Нищий старик с большими колебаниями, так словно бы сказать имя для него было равносильно выдаче тайны всей своей жизни, назвался:
– Ангий Елпидифорович Хрисогонов.
Недобежкин записал имя и фамилию в записную книжку.
– Худшие чернила лучше самой хорошей памяти, – сострил он. – Имя у вас очень трудное, сразу не запомнишь.

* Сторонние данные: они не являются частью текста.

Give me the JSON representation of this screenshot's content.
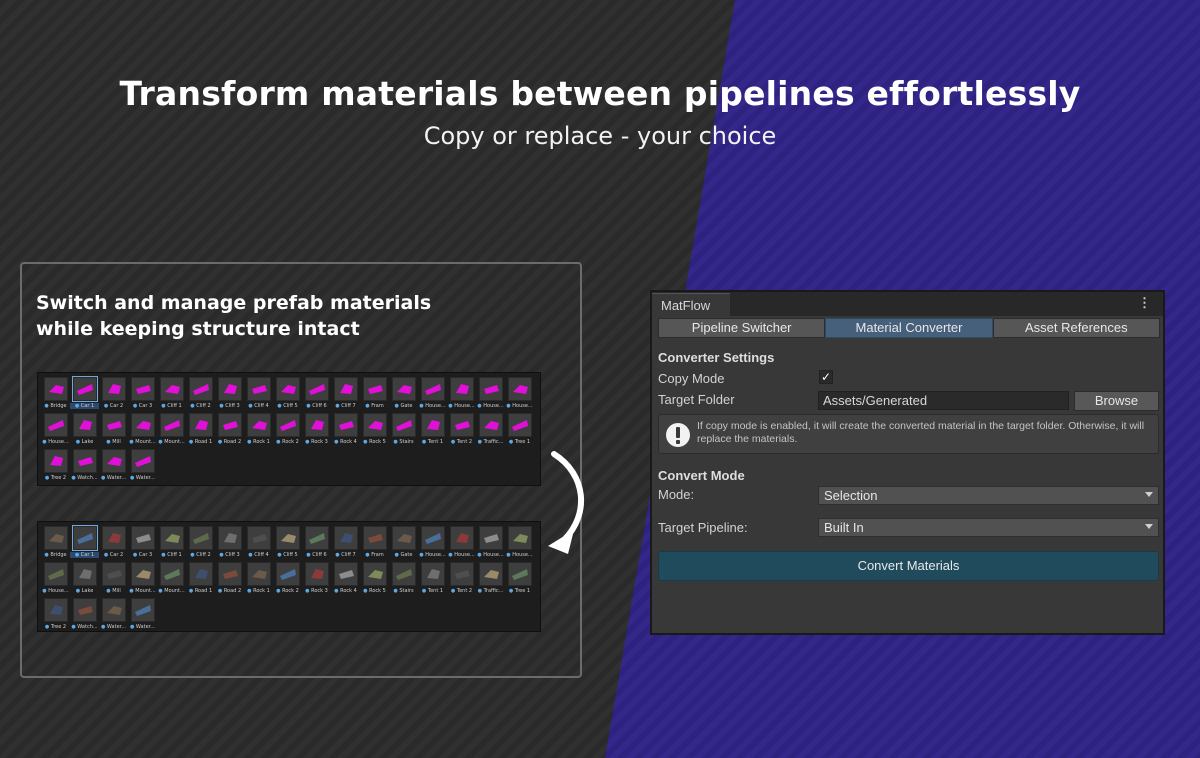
{
  "hero": {
    "title": "Transform materials between pipelines effortlessly",
    "subtitle": "Copy or replace - your choice"
  },
  "left_card": {
    "title_line1": "Switch and manage prefab materials",
    "title_line2": "while keeping structure intact"
  },
  "assets": [
    {
      "label": "Bridge"
    },
    {
      "label": "Car 1",
      "selected": true
    },
    {
      "label": "Car 2"
    },
    {
      "label": "Car 3"
    },
    {
      "label": "Cliff 1"
    },
    {
      "label": "Cliff 2"
    },
    {
      "label": "Cliff 3"
    },
    {
      "label": "Cliff 4"
    },
    {
      "label": "Cliff 5"
    },
    {
      "label": "Cliff 6"
    },
    {
      "label": "Cliff 7"
    },
    {
      "label": "Fram"
    },
    {
      "label": "Gate"
    },
    {
      "label": "House..."
    },
    {
      "label": "House..."
    },
    {
      "label": "House..."
    },
    {
      "label": "House..."
    },
    {
      "label": "House..."
    },
    {
      "label": "Lake"
    },
    {
      "label": "Mill"
    },
    {
      "label": "Mount..."
    },
    {
      "label": "Mount..."
    },
    {
      "label": "Road 1"
    },
    {
      "label": "Road 2"
    },
    {
      "label": "Rock 1"
    },
    {
      "label": "Rock 2"
    },
    {
      "label": "Rock 3"
    },
    {
      "label": "Rock 4"
    },
    {
      "label": "Rock 5"
    },
    {
      "label": "Stairs"
    },
    {
      "label": "Tent 1"
    },
    {
      "label": "Tent 2"
    },
    {
      "label": "Traffic..."
    },
    {
      "label": "Tree 1"
    },
    {
      "label": "Tree 2"
    },
    {
      "label": "Watch..."
    },
    {
      "label": "Water..."
    },
    {
      "label": "Water..."
    }
  ],
  "colors": {
    "broken_material": "#e010d8",
    "bg_dark": "#303030",
    "bg_purple": "#34278a",
    "asset_icon_blue": "#5aa9e6"
  },
  "window": {
    "tab_title": "MatFlow",
    "menu_icon": "kebab-menu-icon",
    "toolbar": [
      "Pipeline Switcher",
      "Material Converter",
      "Asset References"
    ],
    "active_toolbar_index": 1,
    "converter_settings_header": "Converter Settings",
    "copy_mode_label": "Copy Mode",
    "copy_mode_checked": true,
    "target_folder_label": "Target Folder",
    "target_folder_value": "Assets/Generated",
    "browse_label": "Browse",
    "help_text": "If copy mode is enabled, it will create the converted material in the target folder. Otherwise, it will replace the materials.",
    "convert_mode_header": "Convert Mode",
    "mode_label": "Mode:",
    "mode_value": "Selection",
    "target_pipeline_label": "Target Pipeline:",
    "target_pipeline_value": "Built In",
    "convert_button": "Convert Materials"
  }
}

Дед поманил его скрюченным пальцем и на ухо зашептал:
– Что написано пером – не вырубишь топором. Это ты зря записываешь, так запомнил бы, я ведь и есть Золотан Бриллиантович Изумруденко, слышал, поди?
– Нет, – так же шепотом отозвался аспирант.
– А чего ж ты мне сопли утирал, заманивал, али так просто?
– Да вы что, дедушка, разве барышня, чтобы вас заманивать?
– Али и в самом деле не врешь? – засомневался дед. – Не заманивал, говоришь, по доброте душевной сочувствие к старику проявил, ну, тебе, значит, счастье, внучок, привалило.
– Да какое счастье, Елпидифор Хрисогонович? – еле выговорил аспирант, заглядывая в книжечку и все равно перевирая имя и отчество нового знакомого. – Я еще вроде кандидатскую не защитил, я ведь аспирант.
– Аспирант! – у старичка аж сопли навернулись на нос от презрения. – Аспирант! – еще раз фыркнул он. – Радуешься, что кандидатом будешь. Думаешь, коврижки с неба
так и посыплются. Срок подошел мне, аспирант. Кому в руки дамся, гадал, купцу ли, глупцу ли, ведать не ведал про аспирантов, а и до аспирантов дожил. Сумочку мою поставь на шкап! – вдруг захныкал он. – Пусть перед глазами побудет напоследок. Сынок, а если что случится, ты энто колечко у меня с пальца стащи первым делом, только ни дочке – змее подколодной, ни племяшу – Змею Горынычу не отдавай. Крепко запомни, сынок! На безымянный палец левой руки только не надевай, а на других носи – никто не снимет.
Крепко запомни, как помру, колечко энто себе возьми, но на левый безымянный не надевай!
– Вы что, Ангий Елпидифорович, помирать собрались?
– Дак ты ж меня сейчас, поди, и убьешь!
– Что вы такое говорите, дедушка, ну как вам не стыдно, – возмутился Недобежкин. – Может, вам «скорую" вызвать?
– Ты лучше баульчик мой на шкап водрузи, чтобы перед глазами был.
Аспирант приставил к шкафу трехногий табурет, схватил сумочку.
– Ой! Да у вас в ней что, железо, что ли?! – вскрикнул он, поднатужась, чтобы поставить ее наверх, но тут ножка у табурета подломилась, и он повалился прямо на старика. Старик зажмурился, отвернул лицо к стене – бац! – и баульчик всей тяжестью ударил его в висок. Недобежкин вскочил, на клонился над стариком – Ангин Елпидифорович Хрисогонов был мертв.
Аркадий Михаилович на цыпочках подошел к входной двери, выглянул на лестничную клетку и прислушался – все было тиха Он осторожно закрыл дверь, задвинул засов и навесил цепочку, потом постучал к соседям по коммунальной квартире – никто не отозвался, они точно были на даче. Вдруг у него мелькнула догадка, он вбежал в комнату и сунул руку в сумку старика.
– Так и есть! – в сумке что-то звякнуло.
Аспирант вытащил газетный сверток, из которого на пол змейкой скользнула толстая золотая цепь с драгоценными украшениями.
Преднамеренное убийство с целью ограбления! – сам себе вынес Недобежкин приговор. – Все, никому ничего не докажешь, прощай, диссертация!"
Окно! Взгляд его упал в черное зеркало ночного окна Он метнулся к шторам и задернул их.
Свет! Он выключил свет и уселся на стул подальше от покойника. Вдруг ему показалось, что убитый зашевелился и привстал. Аспирант в панике зажег свет. Старик лежал все так же недвижимо. Недобежкина прошиб холодный пот. Он сунулся за платком и брезгливо вспомнил, что вытирал им сопливый нос убитого старикашки. Содрогаясь от отвращения, он вытащил платок из кармана и бросил его в угол, при этом из платка что-то ярко брызнуло и искрами рассыпалось по полу. Аспирант поднял одну искорку и повертел перед глазами – это был бриллиант карата на два. Тут он вдруг вспомнил, как Хрисогонов напоследок наказал ему снять кольцо с его пальца. Тогда, сам не веря себе, аспирант подкрался к убитому и, словно боясь разбудить его, стащил с холодного как лед пальца покойника оловянное кольцо.